Ticos Air
- Founded: 12 December 2012
- Ceased operations: 2014
- Headquarters: Santa Ana, Costa Rica
- Key people: Gino Renzi (CEO)

= Ticos Air =

Costa Rican airline

Ticos Air was a planned Costa Rican airline which never commenced operations.

==History==
The airline's headquarters were located in Santa Ana, and they had hired 22 employees including pilots, administrative personnel, and operations managers. The airline planned to recruit 120 people, many from Avianca, which dismantled its Costa Rican hub in May 2013, dismissing 261 employees. Ticos Air was founded by Gino Renzi, a 54-year-old Tico publicist.

The airline initially planned to operate five Airbus A319 aircraft, and its inaugural destinations were supposed to be Mexico City, Caracas, Miami, and New York with ambitions to travel to South America, Europe, and Asia. Documentation to obtain an air operating certificate was submitted to the Directorate General of Civil Aviation in Costa Rica in September 2013.

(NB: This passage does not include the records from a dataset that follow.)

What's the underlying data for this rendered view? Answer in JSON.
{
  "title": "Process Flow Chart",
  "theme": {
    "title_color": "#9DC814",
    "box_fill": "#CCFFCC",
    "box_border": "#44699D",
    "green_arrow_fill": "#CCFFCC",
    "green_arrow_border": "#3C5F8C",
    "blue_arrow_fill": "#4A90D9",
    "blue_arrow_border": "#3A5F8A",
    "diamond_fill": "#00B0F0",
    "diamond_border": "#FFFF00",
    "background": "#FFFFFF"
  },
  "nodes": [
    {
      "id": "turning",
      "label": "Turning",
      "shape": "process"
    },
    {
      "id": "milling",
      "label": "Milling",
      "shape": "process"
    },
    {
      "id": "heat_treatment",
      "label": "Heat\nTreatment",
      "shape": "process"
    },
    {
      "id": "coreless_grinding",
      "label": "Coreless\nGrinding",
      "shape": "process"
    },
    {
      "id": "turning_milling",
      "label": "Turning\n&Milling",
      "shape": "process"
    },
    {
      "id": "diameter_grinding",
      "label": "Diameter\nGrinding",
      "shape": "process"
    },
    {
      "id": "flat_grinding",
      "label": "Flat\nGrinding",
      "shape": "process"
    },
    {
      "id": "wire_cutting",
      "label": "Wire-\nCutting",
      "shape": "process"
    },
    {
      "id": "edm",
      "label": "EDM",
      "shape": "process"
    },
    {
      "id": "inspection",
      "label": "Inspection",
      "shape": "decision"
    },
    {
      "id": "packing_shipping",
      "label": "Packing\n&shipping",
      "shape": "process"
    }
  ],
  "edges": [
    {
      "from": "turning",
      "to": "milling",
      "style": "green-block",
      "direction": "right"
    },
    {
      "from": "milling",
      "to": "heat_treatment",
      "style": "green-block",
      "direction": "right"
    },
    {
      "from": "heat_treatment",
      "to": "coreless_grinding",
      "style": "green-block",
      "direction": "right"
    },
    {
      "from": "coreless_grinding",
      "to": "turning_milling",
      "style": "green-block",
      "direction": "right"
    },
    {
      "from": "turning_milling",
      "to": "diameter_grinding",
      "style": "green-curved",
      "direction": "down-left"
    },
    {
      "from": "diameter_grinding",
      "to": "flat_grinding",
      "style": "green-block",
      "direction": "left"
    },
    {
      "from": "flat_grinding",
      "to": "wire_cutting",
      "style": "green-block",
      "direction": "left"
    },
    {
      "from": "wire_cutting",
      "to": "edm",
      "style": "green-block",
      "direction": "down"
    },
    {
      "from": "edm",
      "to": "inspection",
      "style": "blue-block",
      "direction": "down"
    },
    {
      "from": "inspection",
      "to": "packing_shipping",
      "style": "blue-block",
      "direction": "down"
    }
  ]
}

It was reported in February 2014 that the company had been struggling to secure investment, and that its launch was possibly losing momentum. Ticos Air had not presented any promised Airbus A319 aircraft, and was therefore unable to advance to the third phase of its certification, as expected. In August 2014, Ticos Air decided to not start operations due to financial difficulties.